Providence et lost girl méritent pour moi d etre appelés ainsi. Et son bouclage de la league, tres bon. Je n ai capté qu à la toute fin l ampleur de son ambition. Jusqu’à expliquer intra narration le pourquoi du retour de l imaginaire dans la sf. Quand il dit toutes les fictions, ce sint vraiment toutes les fictions
Je ne sais pas trop où tu veux en venir mais tu peux lire Le Grand Quand. Tu auras du Moore qui fait de la littérature pour tout a chacun. Et c’est cool.
Ça ne retire rien à l’importance de ses productions sur ces dernières années.
Avant ça, je pense qu’on pourrait voir arriver ses proposition pour Youngblood et, encore plus, le crossover de DC qu’il n’a jamais pu faire (je suppute que DC attend qu’il meurt pour pouvoir lancer le projet).
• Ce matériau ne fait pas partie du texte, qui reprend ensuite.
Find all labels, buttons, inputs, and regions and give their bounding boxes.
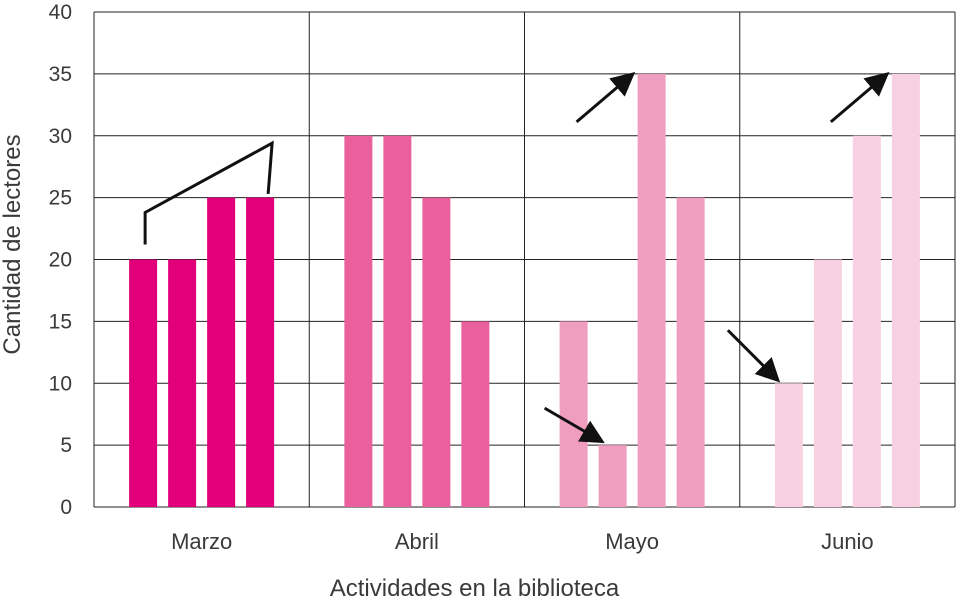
bar-marzo-4 — [246, 197, 275, 507]
bars — [129, 73, 920, 507]
y-tick-label: 35 — [49, 63, 72, 86]
bar-mayo-2 — [598, 445, 627, 507]
bar-mayo-4 — [676, 197, 705, 507]
bar-abril-2 — [383, 135, 412, 507]
y-tick-label: 30 — [49, 125, 72, 148]
y-tick-labels: 0 5 10 15 20 25 30 35 40 — [49, 1, 72, 519]
x-category-label: Junio — [821, 529, 874, 554]
bar-abril-3 — [422, 197, 451, 507]
bar-junio-4 — [891, 73, 920, 507]
arrow-annotation — [829, 71, 890, 124]
bar-abril-4 — [461, 321, 490, 507]
x-category-label: Mayo — [605, 529, 659, 554]
x-category-label: Abril — [395, 529, 439, 554]
y-tick-label: 25 — [49, 187, 72, 210]
bracket-annotation — [143, 140, 274, 245]
bar-junio-1 — [774, 383, 803, 507]
x-axis-title: Actividades en la biblioteca — [330, 575, 620, 600]
x-category-label: Marzo — [171, 529, 232, 554]
bar-marzo-3 — [207, 197, 236, 507]
y-tick-label: 15 — [49, 310, 72, 333]
arrow-annotation — [575, 71, 636, 124]
bar-junio-3 — [852, 135, 881, 507]
bar-marzo-1 — [129, 259, 158, 507]
annotations — [143, 71, 890, 444]
bar-mayo-1 — [559, 321, 588, 507]
x-category-labels: Marzo Abril Mayo Junio — [171, 529, 874, 554]
y-tick-label: 40 — [49, 1, 72, 24]
arrow-annotation — [726, 329, 781, 383]
arrow-annotation — [543, 406, 605, 444]
y-axis-title: Cantidad de lectores — [0, 134, 26, 354]
y-tick-label: 5 — [60, 434, 72, 457]
grid — [93, 11, 956, 508]
y-tick-label: 10 — [49, 372, 72, 395]
y-tick-label: 0 — [60, 496, 72, 519]
bar-junio-2 — [813, 259, 842, 507]
bar-abril-1 — [344, 135, 373, 507]
bar-mayo-3 — [637, 73, 666, 507]
y-tick-label: 20 — [49, 249, 72, 272]
bar-marzo-2 — [168, 259, 197, 507]
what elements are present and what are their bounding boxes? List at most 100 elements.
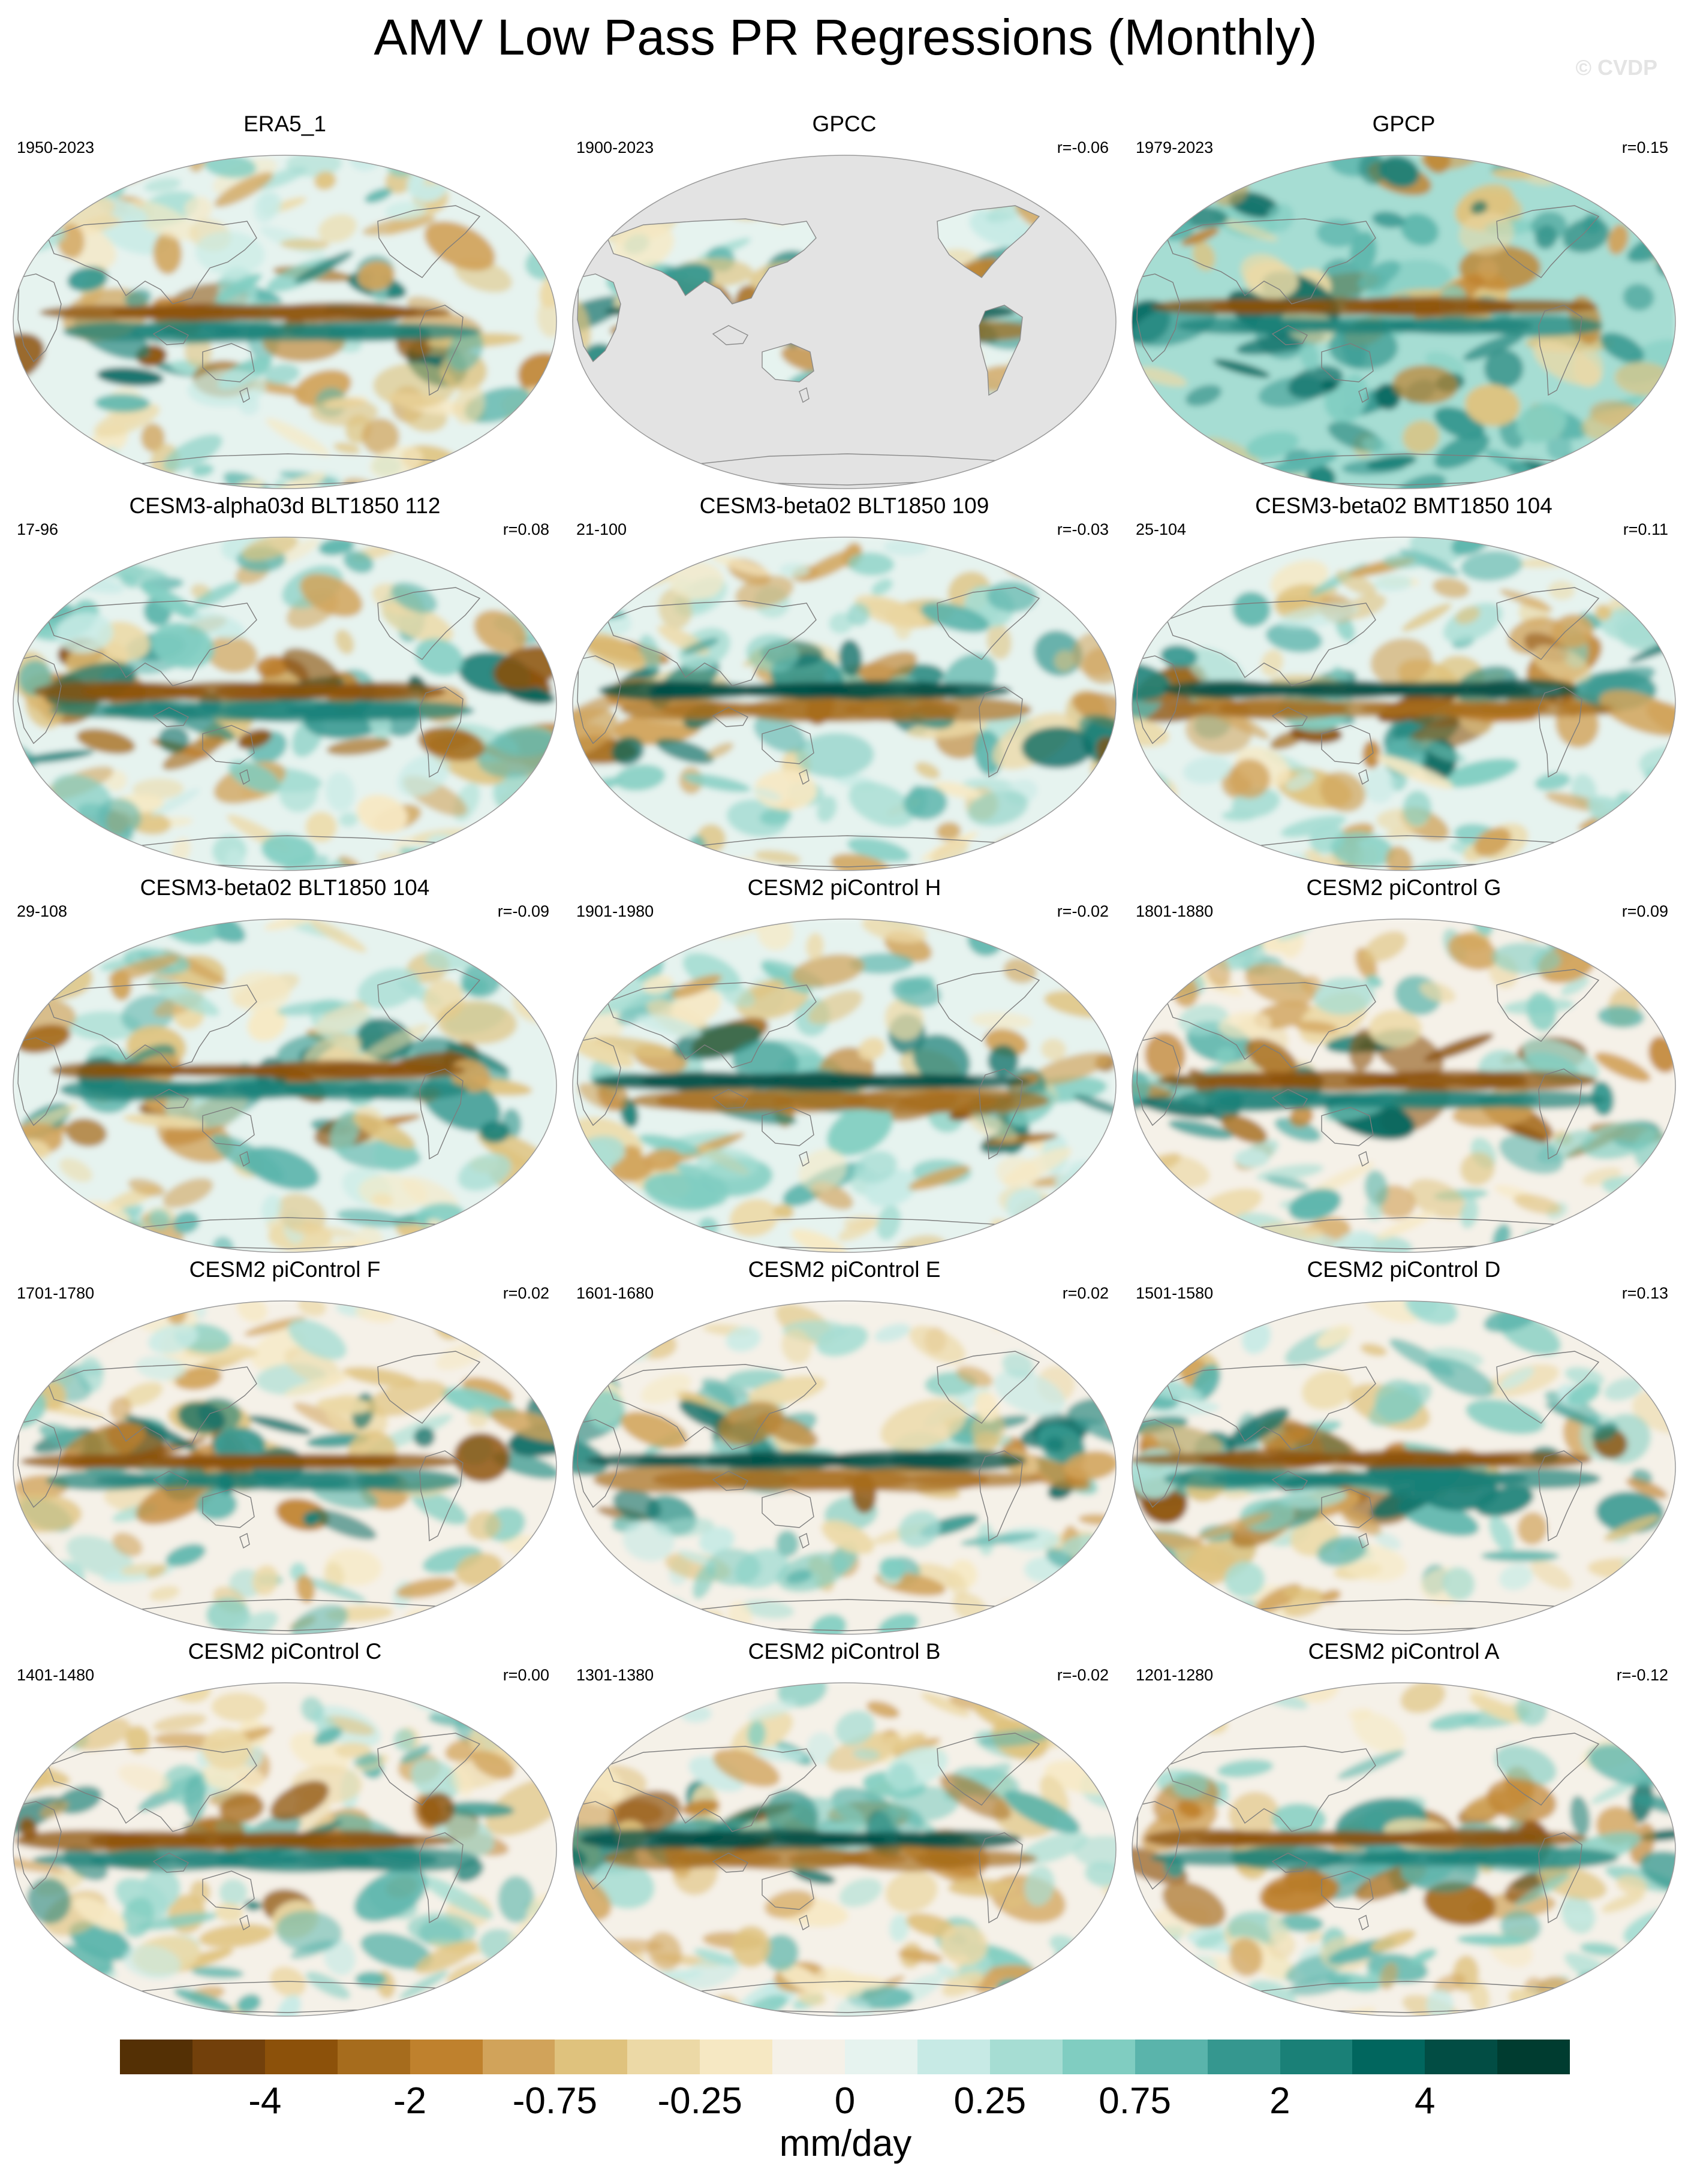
map-panel: CESM2 piControl D 1501-1580 r=0.13 [1125,1257,1683,1635]
map-boundary [13,918,557,1253]
robinson-map [13,1682,557,2017]
coastline [1604,1327,1642,1354]
panel-years: 1701-1780 [17,1284,95,1302]
map-boundary [1132,537,1676,871]
panel-title: CESM3-beta02 BLT1850 104 [140,875,430,900]
coastline [239,1532,250,1549]
coastline [1166,1364,1376,1450]
map-panel: CESM3-beta02 BLT1850 104 29-108 r=-0.09 [6,875,564,1253]
coastline [377,205,481,278]
panel-title: CESM3-alpha03d BLT1850 112 [129,493,441,518]
panel-title: CESM2 piControl D [1307,1257,1501,1282]
coastline [239,1150,250,1167]
colorbar-tick-label: 0.25 [953,2080,1027,2122]
panel-years: 1900-2023 [576,138,654,156]
coastline [1271,325,1308,345]
colorbar-box [1207,2040,1280,2074]
panel-years: 1601-1680 [576,1284,654,1302]
colorbar-box [192,2040,265,2074]
colorbar-box [917,2040,990,2074]
coastline [1538,686,1582,778]
coastline [799,387,810,403]
panel-correlation: r=0.08 [503,520,549,538]
robinson-map [572,1300,1117,1635]
colorbar-tick-label: 0 [834,2080,856,2122]
coastline [577,1801,621,1890]
coastline [152,1471,189,1491]
coastline [377,587,481,660]
coastline [17,1419,62,1508]
colorbar-tick-label: 4 [1414,2080,1436,2122]
colorbar-tick-label: -4 [248,2080,282,2122]
panel-title: CESM2 piControl G [1306,875,1502,900]
panel-correlation: r=0.11 [1623,520,1668,538]
panel-years: 1950-2023 [17,138,95,156]
colorbar-box [700,2040,773,2074]
coastline [1538,1068,1582,1160]
coastline [1538,1450,1582,1542]
panel-correlation: r=0.00 [503,1666,549,1684]
coastline [577,1037,621,1126]
coastline [607,218,817,305]
robinson-map [1132,537,1676,871]
robinson-map [13,155,557,489]
map-panel: CESM3-alpha03d BLT1850 112 17-96 r=0.08 [6,493,564,871]
coastline [979,305,1023,396]
robinson-map [1132,1300,1676,1635]
coastline [1321,343,1374,382]
panel-correlation: r=0.09 [1621,902,1668,920]
panel-correlation: r=-0.09 [497,902,549,920]
coastline [202,725,255,764]
map-panel: CESM2 piControl H 1901-1980 r=-0.02 [565,875,1123,1253]
coastline [937,969,1040,1042]
coastline [577,1419,621,1508]
coastline [419,1068,464,1160]
panel-title: CESM2 piControl H [747,875,941,900]
coastline [485,181,523,209]
map-panel: CESM3-beta02 BLT1850 109 21-100 r=-0.03 [565,493,1123,871]
robinson-map [1132,918,1676,1253]
coastline [485,1327,523,1354]
map-panel: GPCC 1900-2023 r=-0.06 [565,111,1123,489]
coastline [1136,1419,1181,1508]
coastline [152,1852,189,1873]
map-boundary [572,1300,1117,1635]
coastline [799,1914,810,1931]
coastline [47,982,257,1068]
coastline [1045,945,1083,972]
coastline [47,1746,257,1832]
panel-years: 1801-1880 [1136,902,1214,920]
colorbar-tick-label: -0.75 [512,2080,598,2122]
robinson-map [13,918,557,1253]
coastline [937,1351,1040,1424]
coastline [762,343,814,382]
robinson-map [572,918,1117,1253]
panel-correlation: r=-0.03 [1057,520,1109,538]
coastline [762,1107,814,1146]
colorbar-box [1280,2040,1353,2074]
watermark: © CVDP [1575,55,1657,80]
coastline [1604,1709,1642,1736]
colorbar-tick-label: -0.25 [657,2080,742,2122]
coastline [712,707,748,727]
coastline [1045,1709,1083,1736]
map-panel: CESM2 piControl C 1401-1480 r=0.00 [6,1638,564,2017]
coastline [377,1733,481,1806]
coastline [239,769,250,785]
coastline [979,1832,1023,1924]
panel-years: 29-108 [17,902,68,920]
panel-title: CESM2 piControl C [188,1639,382,1664]
coastline [1604,563,1642,591]
coastline [1166,600,1376,686]
colorbar-box [410,2040,483,2074]
panel-correlation: r=-0.02 [1057,902,1109,920]
colorbar-box [772,2040,846,2074]
coastline [712,1852,748,1873]
coastline [799,769,810,785]
panel-years: 17-96 [17,520,59,538]
coastline [152,707,189,727]
colorbar-box [1497,2040,1570,2074]
colorbar-box [555,2040,628,2074]
panel-title: ERA5_1 [243,112,326,136]
colorbar-box [989,2040,1063,2074]
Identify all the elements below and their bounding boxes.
Malheureusement, le gars semble tenir à la vie autant qu’à la weed.
Glory de Moore ? C’est cool mais c’est comme lire ses Spawn ou ses Violator.
(Pour la blague, je viens de me racheter les deux intégrales Spawn a bas prix pour lire les épisode de Moore, de Gaiman, et de celui qui a enfanté l’ornytorinxe dont je ne me souviens plus le nom).
Et comble de l’ironie, j’ai que le Moore dans les deux intégrales.
Je trouve encore que son numéro se tient. A fond de balle, d’ailleurs.mon épisode favoris.
Mais je suis un peu degouté de ne pas avoir celui de l’ornithorynque pour le coup.
1963. C’est très sympas mais probablement indigeste pour un lecteur lambda qui ne comprend pas la figure de style. C’est bien plus difficile que du Suprême (qui témoignaient du même travail dans l’hommage).